Anytime you hear of something like this, approach it with a healthy dose of skepticism and a bit of common sense, in order to help you sidestep potential minefields. Because there aren’t any watchdog agencies in the government, and because there aren’t any laws that control the sale of these products, you are on your own when it comes to dietary supplements. Now comes the big question. How can you tell whether a supplement does what it claims to do? In other words, will you have more energy, bigger muscles, lose weight, swim faster, jump higher and throw harder? Be leery of anything that makes these sorts of claims, just by taking their product. Don’t fall for general broad based claims such as “speeds up your metabolism” or “improves your performance” or “increases muscle strength” that promise to have a positive effect on a complicated, multifaceted process in the body.

You may simply believe that a product works, or may have a friend that showed improvement when taking the product. Perhaps you, or your friend, took the product during a period of natural improvement that occurred because of other factors, such as improved training or better psychological preparation. Maybe you just experienced a placebo effect, (you think that the supplement is helping you) which you just as well could have received from taking a sugar pill. You may even excel in spite of something that you take.

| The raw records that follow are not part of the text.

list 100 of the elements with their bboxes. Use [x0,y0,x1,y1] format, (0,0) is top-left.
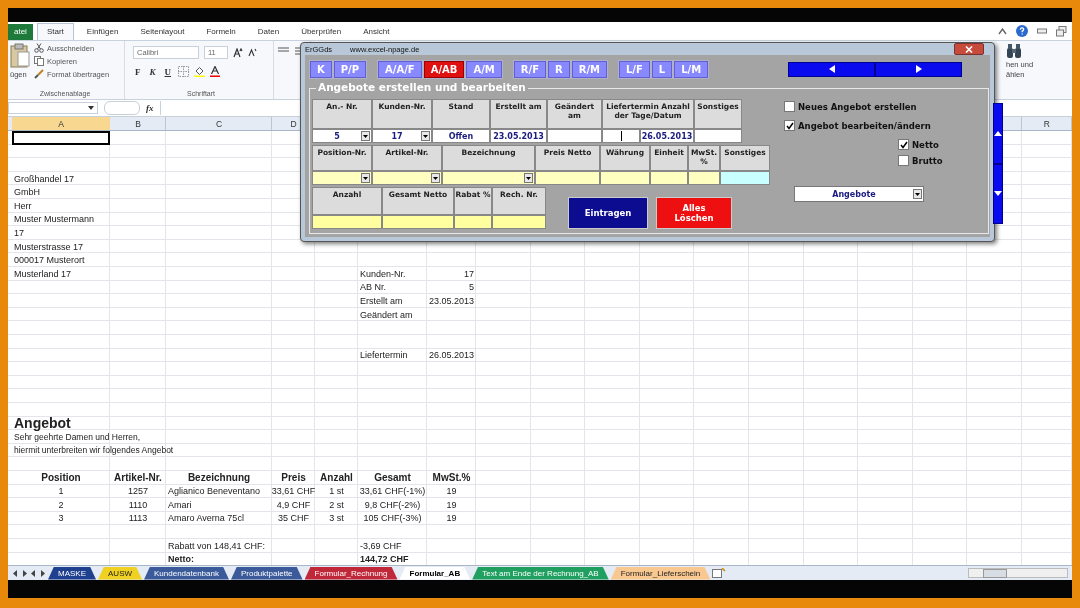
checkbox-label[interactable]: Neues Angebot erstellen [798,101,917,112]
address-line: Großhandel 17 [14,173,75,184]
info-label: Liefertermin [360,350,408,361]
table-cell: 2 [58,499,64,510]
input-field[interactable] [602,129,640,143]
dropdown-field[interactable]: 17 [372,129,432,143]
font-style-button[interactable]: F [133,66,143,77]
address-line: Muster Mustermann [14,214,95,225]
input-field[interactable] [600,171,650,185]
greeting-text: hiermit unterbreiten wir folgendes Angebot [14,445,174,456]
dropdown-field[interactable] [312,171,372,185]
font-style-button[interactable]: K [147,66,158,77]
grow-font-icon[interactable] [233,47,243,58]
ribbon-tab[interactable]: Start [36,23,74,40]
input-field[interactable]: 26.05.2013 [640,129,694,143]
sheet-tab[interactable]: Formular_AB [399,566,471,580]
scroll-down-button[interactable] [993,163,1003,224]
checkbox-label[interactable]: Netto [912,139,939,150]
dropdown-button[interactable] [431,173,440,183]
restore-icon[interactable] [1056,25,1067,37]
dropdown-field[interactable] [372,171,442,185]
input-field[interactable] [688,171,720,185]
dropdown-button[interactable] [361,131,370,141]
table-header: Artikel-Nr. [114,472,162,484]
insert-sheet-icon[interactable] [712,568,727,578]
dropdown-button[interactable] [524,173,533,183]
checkbox-label[interactable]: Angebot bearbeiten/ändern [798,120,931,131]
sheet-tab[interactable]: Formular_Rechnung [304,566,398,580]
shrink-font-icon[interactable] [248,48,257,57]
ribbon-tab[interactable]: Formeln [197,24,245,40]
input-field[interactable] [454,215,492,229]
input-field[interactable]: Offen [432,129,490,143]
column-header[interactable]: R [1021,117,1072,130]
address-line: Herr [14,200,32,211]
next-button[interactable] [875,61,962,77]
fill-color-icon[interactable] [194,66,205,77]
collapse-ribbon-icon[interactable] [998,27,1007,35]
input-field[interactable] [382,215,454,229]
minimize-icon[interactable] [1037,28,1047,34]
file-tab[interactable]: atei [8,24,33,40]
table-cell: 105 CHF(-3%) [363,513,422,524]
checkbox-label[interactable]: Brutto [912,155,943,166]
table-cell: 1 st [329,486,344,497]
clear-button[interactable]: Alles Löschen [656,197,732,229]
scrollbar-thumb[interactable] [983,568,1007,578]
table-header: Position [41,472,81,484]
clipboard-icon[interactable] [10,43,30,69]
selected-cell[interactable] [12,131,110,145]
dropdown-button[interactable] [361,173,370,183]
dropdown-field[interactable]: 5 [312,129,372,143]
sheet-tab[interactable]: Produktpalette [230,566,303,580]
table-header: MwSt.% [432,472,471,484]
ribbon-tab[interactable]: Überprüfen [292,24,351,40]
checkbox[interactable] [898,139,909,150]
right-triangle-icon [915,65,922,73]
font-style-button[interactable]: U [162,66,173,77]
input-field[interactable] [547,129,602,143]
column-header[interactable]: A [12,117,110,130]
scroll-up-button[interactable] [993,103,1003,164]
sheet-tab[interactable]: Kundendatenbank [144,566,229,580]
input-field[interactable] [492,215,546,229]
address-line: Musterstrasse 17 [14,241,84,252]
input-field[interactable] [720,171,770,185]
ribbon-tab[interactable]: Seitenlayout [131,24,194,40]
dropdown-button[interactable] [421,131,430,141]
font-color-icon[interactable] [210,66,220,77]
ribbon-tab[interactable]: Einfügen [77,24,128,40]
dropdown-field[interactable] [442,171,535,185]
input-field[interactable] [650,171,688,185]
sheet-tab[interactable]: Formular_Lieferschein [610,566,711,580]
sheet-tab[interactable]: MASKE [48,566,96,580]
input-field[interactable] [535,171,600,185]
close-button[interactable] [954,43,984,55]
column-header[interactable]: B [110,117,166,130]
insert-function-label[interactable]: fx [146,103,154,113]
sheet-tab[interactable]: AUSW [98,566,142,580]
list-dropdown[interactable]: Angebote [794,186,924,202]
navigation-button[interactable]: A/AB [423,60,465,78]
dropdown-button[interactable] [913,189,922,199]
input-field[interactable] [694,129,742,143]
table-cell: 1110 [128,499,148,510]
caret-icon [363,134,368,138]
binoculars-icon[interactable] [1006,43,1022,59]
submit-button[interactable]: Eintragen [568,197,648,229]
checkmark-icon [785,121,794,130]
checkbox[interactable] [784,120,795,131]
info-value: 5 [469,282,474,293]
horizontal-scrollbar[interactable] [968,568,1068,578]
help-icon[interactable] [1016,25,1028,37]
ribbon-tab[interactable]: Daten [248,24,289,40]
column-header[interactable]: C [166,117,272,130]
brush-icon [34,69,44,79]
input-field[interactable] [312,215,382,229]
ribbon-tab[interactable]: Ansicht [354,24,399,40]
borders-icon[interactable] [178,66,189,77]
previous-button[interactable] [788,61,875,77]
checkmark-icon [899,140,908,149]
checkbox[interactable] [784,101,795,112]
input-field[interactable]: 23.05.2013 [490,129,547,143]
checkbox[interactable] [898,155,909,166]
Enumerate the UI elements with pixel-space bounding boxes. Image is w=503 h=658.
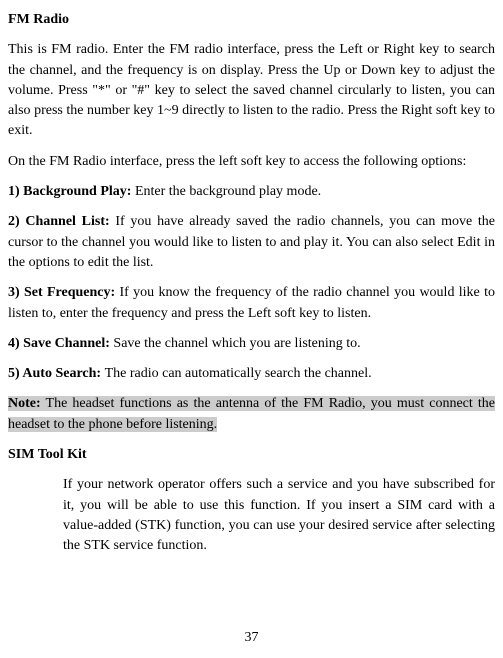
note-label: Note: [8, 396, 41, 411]
section-title-fm-radio: FM Radio [8, 10, 495, 30]
option-background-play: 1) Background Play: Enter the background… [8, 182, 495, 202]
note-text: The headset functions as the antenna of … [8, 396, 495, 431]
section-title-sim-tool-kit: SIM Tool Kit [8, 445, 495, 465]
option-label: 2) Channel List: [8, 214, 115, 229]
option-label: 1) Background Play: [8, 184, 135, 199]
option-label: 4) Save Channel: [8, 336, 113, 351]
note-paragraph: Note: The headset functions as the anten… [8, 394, 495, 435]
option-text: Enter the background play mode. [135, 184, 321, 199]
option-auto-search: 5) Auto Search: The radio can automatica… [8, 364, 495, 384]
intro-paragraph: This is FM radio. Enter the FM radio int… [8, 40, 495, 141]
sim-tool-kit-body: If your network operator offers such a s… [8, 475, 495, 556]
option-text: Save the channel which you are listening… [113, 336, 360, 351]
option-label: 5) Auto Search: [8, 366, 105, 381]
option-save-channel: 4) Save Channel: Save the channel which … [8, 334, 495, 354]
option-channel-list: 2) Channel List: If you have already sav… [8, 212, 495, 273]
option-label: 3) Set Frequency: [8, 285, 120, 300]
lead-paragraph: On the FM Radio interface, press the lef… [8, 152, 495, 172]
option-set-frequency: 3) Set Frequency: If you know the freque… [8, 283, 495, 324]
option-text: The radio can automatically search the c… [105, 366, 372, 381]
page-number: 37 [0, 628, 503, 648]
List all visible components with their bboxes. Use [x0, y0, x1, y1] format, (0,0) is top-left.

As mentioned in previous articles, there are some supplements that are proven to help you in certain situations such as:

  1. Taking sports drinks as a quick energy boost, or as a fluid replacement before and after practice, in between games, or as a way to boost your carbohydrate stores before a game or competition. The same goes for high carbohydrate sports bars and liquid drinks such as fruit smoothies; as long as they are only used to supplement carbohydrates in an already balanced and nutritious diet. They should never be used to make up for a poor diet or as complete meals. Athletes who don’t eat well, but take a lot of supplements will only end up with a well-supplemented poor diet, lacking in the essential nutrients and fiber that can only come from food in its natural form.

  2. As covered in the last article, if you have been diagnosed with a nutrient deficiency such as iron deficiency anemia, then taking a supplement prescribed by a doctor will certainly help.

  3. Taking a daily multi-vitamin just to make sure that you cover all your bases. Although there really is no need to take vitamins of any kind, or high doses of any specific vitamin, mineral or anti-oxidants (they could be toxic) if you are eating a balanced diet of fruit, vegetables, whole grains, lean meats, low fat dairy foods, nuts and legumes; all rich in the important vitamins, minerals, anti-oxidants, fiber, protein, carbohydrates and fats that athletes need on a daily basis to stay in the game.

Even if certain substances are shown to be of some benefit in improving athletic performance, keep the gains in perspective. Your inherited talent, mental attitude, training methods, experience and eating habits all play a far greater role in your success then could any dietary supplement. Even if you are just looking for an edge, don’t let taking supplements keep you from doing what you really need to do, such as revamping your training program, working harder in practice, learning new skills, or improving your diet.